If a thread is found to be filling its spin buffers, its data are flushed to disk. If its buffers have failed to update within a specified period of time, its data are flushed to disk. If the entire memory space of the pool is pushing the limits of its machine, all the data are flushed to disk. This is significant, because when a thread’s data are flushed to disk, the thread has no more purpose. It is terminated, and all its resources are freed for the next generation of processing.

With each interval of the controller’s judgment, a new generation of threads is born to replace those that died. Thus your program continually recycles itself over time, growing stronger in some places, weaker in others. Evolution in action.

This algorithmic optimization is simple.

There is a controller thread. This has a higher priority than all the pool’s constituent threads. It contains a variety of attributes, like the number of allowable threads in its pool, the ongoing generation count, the maximum amount of memory to be allocated to each thread, an individual thread’s allowance of inactive generations, a running statistical analysis of the pool’s resource allocation, and so on. There is no limit to the possible measurement values held by this controller object.

Underneath the controller is the thread pool itself – in our example, a society of separate symbols like BSSS, AAPL, and all the rest. Each thread is defined by its object attributes, such as last update, total quote count, time-to-live, maximum spread, most active market, and so on. If a thread is found wanting by the controller, it is put on the proverbial ice flow, and its resources are freed for the next generation. Hence the society evolves into a hierarchy for survival.

The GMS is an innovation created in response to the requirements of real-time processing. If this were batch processing, you could simply queue up all the symbols and let them wait their turn. In a real-time environment, you have to react immediately, but you don’t know what to expect.

By now, you may be asking yourself an obvious question: what happens when that peak of 1M messages per second doesn’t abate, and your 16G memory space is effectively gone after eight seconds? This is the beauty of having a controller thread. You can define it to control which pool thread gets temporarily swapped to disk, in effect, to be cryogenically frozen until the society’s resources are capable of processing it.

Another question you may be asking yourself: how many resources does the controller thread consume by itself? Not much, because it is a lightweight singleton. All its attributes are simple data types, and all its methods are static.

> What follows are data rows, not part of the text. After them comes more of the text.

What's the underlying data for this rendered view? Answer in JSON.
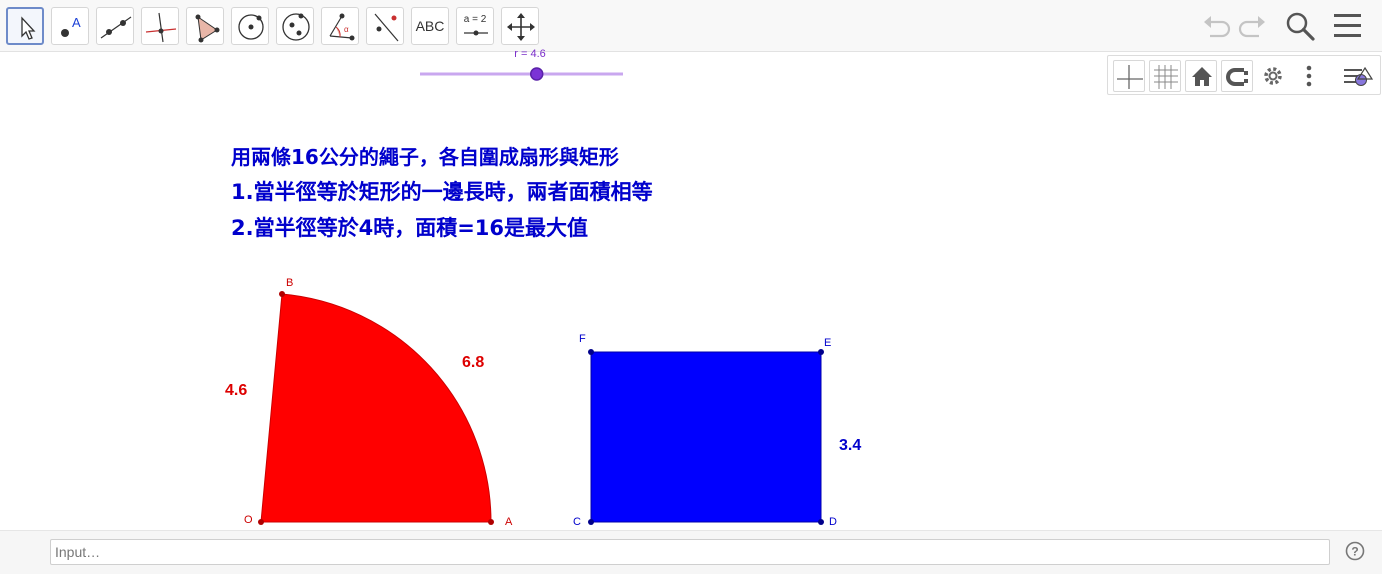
{
  "toolbar": {
    "tools": [
      {
        "id": "move",
        "icon": "pointer-arrow-icon"
      },
      {
        "id": "point",
        "icon": "point-icon",
        "text": "A"
      },
      {
        "id": "line",
        "icon": "line-through-two-points-icon"
      },
      {
        "id": "perpendicular",
        "icon": "perpendicular-line-icon"
      },
      {
        "id": "polygon",
        "icon": "polygon-icon"
      },
      {
        "id": "circle",
        "icon": "circle-with-center-icon"
      },
      {
        "id": "conic",
        "icon": "ellipse-icon"
      },
      {
        "id": "angle",
        "icon": "angle-icon",
        "text": "α"
      },
      {
        "id": "reflect",
        "icon": "reflect-about-line-icon"
      },
      {
        "id": "text",
        "label": "ABC"
      },
      {
        "id": "slider",
        "label": "a = 2"
      },
      {
        "id": "move-graphics",
        "icon": "move-graphics-view-icon"
      }
    ],
    "right_icons": [
      "undo-icon",
      "redo-icon",
      "search-icon",
      "menu-icon"
    ]
  },
  "graphics_panel": {
    "icons": [
      "axes-icon",
      "grid-icon",
      "home-icon",
      "point-capturing-icon",
      "settings-icon",
      "more-icon",
      "style-bar-toggle-icon"
    ]
  },
  "slider": {
    "label": "r = 4.6",
    "value": 4.6,
    "min": 0,
    "max": 8
  },
  "text": {
    "line1": "用兩條16公分的繩子，各自圍成扇形與矩形",
    "line2": "1.當半徑等於矩形的一邊長時，兩者面積相等",
    "line3": "2.當半徑等於4時，面積=16是最大值"
  },
  "sector": {
    "points": {
      "O": "O",
      "A": "A",
      "B": "B"
    },
    "radius_label": "4.6",
    "arc_label": "6.8",
    "color": "#ff0000"
  },
  "rectangle": {
    "points": {
      "C": "C",
      "D": "D",
      "E": "E",
      "F": "F"
    },
    "side_label": "3.4",
    "color": "#0000ff"
  },
  "input_bar": {
    "placeholder": "Input…"
  }
}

Yet another question: how do you optimize the optimizer? How do you define the controller’s attributes of memory usage, generation count, etc.? Personally, I develop everything to be manually definable via runtime parameters. I capture performance logs of different configurations. I make decisions. And when I understand the environment better, I automate that, too.

In summary, the GMS is another of nature’s spin-offs into computer science. Like the A.I. tropes of neural networks and genetic algorithms, there is much to be learned from the real world. The design of functioning organisms, and by extension, viable societies, was not concocted in a laboratory. The natural world’s designs evolve over time, and they withstand the test of time. The Generational Memory Scheme is one more example.